The Quality Of Locks Are Not As Important As How They Are Installed

    Very few homes have locks that were properly installed to begin with.  In new construction, the outside doors come prehung in a frame from the factory and are installed together as a single unit.  One contractor usually installs these door/frame units and another contractor installs all hardware (locks included) throughout the house or apartment.

    The door installer is usually a general carpenter that installs the door/frame units using nails in the door jamb.  Once the frame is secured, a fastener that holds the door closed in the frame is removed and the door is checked for ease of opening and closing.  Here the door installer's job is completed.

    The hardware installer has contracted to install all hardware in proper position and working order.  This is where the ball gets dropped causing the problems you are probably having right now.  Most of these door/frame units have one or two screws missing in each hinge.  The hardware installer is supposed to use long (three inches or longer) screws to secure the frames to the 2x4 studs in the wall.  That is because outside doors are thicker and usually solid and thus are much heavier than regular inside doors.  As time goes on, the weight of the door will cause the frame to give and let the door sag.  This is when you start having problems like the deadbolt being hard to turn, the door knob not keeping the door shut or the door dragging and being very hard to open or close.
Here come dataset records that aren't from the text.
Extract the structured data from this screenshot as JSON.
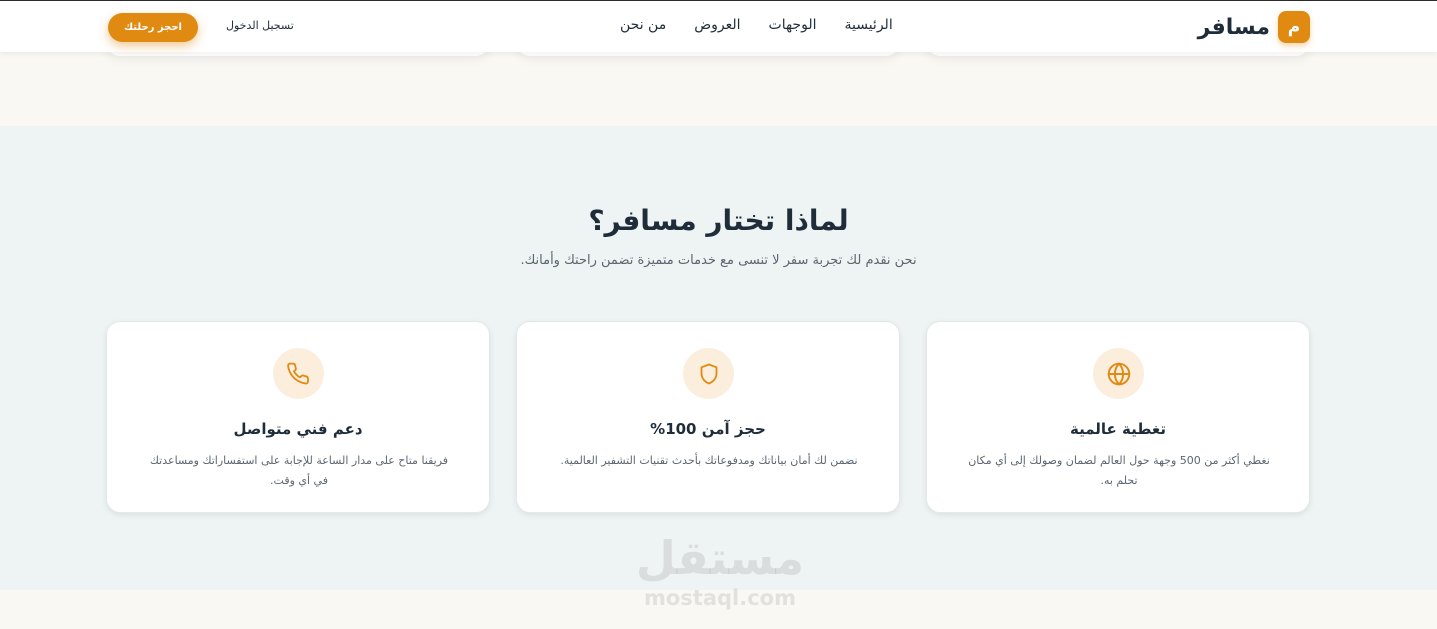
{
  "header": {
    "brand_mark": "م",
    "brand_name": "مسافر",
    "nav": [
      {
        "label": "الرئيسية"
      },
      {
        "label": "الوجهات"
      },
      {
        "label": "العروض"
      },
      {
        "label": "من نحن"
      }
    ],
    "login_label": "تسجيل الدخول",
    "cta_label": "احجز رحلتك"
  },
  "features": {
    "title": "لماذا تختار مسافر؟",
    "subtitle": "نحن نقدم لك تجربة سفر لا تنسى مع خدمات متميزة تضمن راحتك وأمانك.",
    "cards": [
      {
        "icon": "globe-icon",
        "title": "تغطية عالمية",
        "desc": "نغطي أكثر من 500 وجهة حول العالم لضمان وصولك إلى أي مكان تحلم به."
      },
      {
        "icon": "shield-icon",
        "title": "حجز آمن 100%",
        "desc": "نضمن لك أمان بياناتك ومدفوعاتك بأحدث تقنيات التشفير العالمية."
      },
      {
        "icon": "phone-icon",
        "title": "دعم فني متواصل",
        "desc": "فريقنا متاح على مدار الساعة للإجابة على استفساراتك ومساعدتك في أي وقت."
      }
    ]
  },
  "watermark": {
    "arabic": "مستقل",
    "latin": "mostaql.com"
  },
  "colors": {
    "accent": "#e08a12",
    "icon_bg": "#fbeedd",
    "section_bg": "#eef3f3",
    "page_bg": "#faf8f3"
  }
}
    Another oversight is the hole in the frame for the deadbolt latch.  I have never seen a frame from the factory that has had the hole cut out deep enough.  The factory mortices the hole in the frame for the deadbolt to the same depth as the one for the doorknob.  All modern deadbolts have a one inch throw and do not deadlock into place until the latch extends to the full one inch length.  An easy way to tell if the hole is deep enough is that the hole will go all the way through the frame.  The wood used in the door frame is less than one inch thick.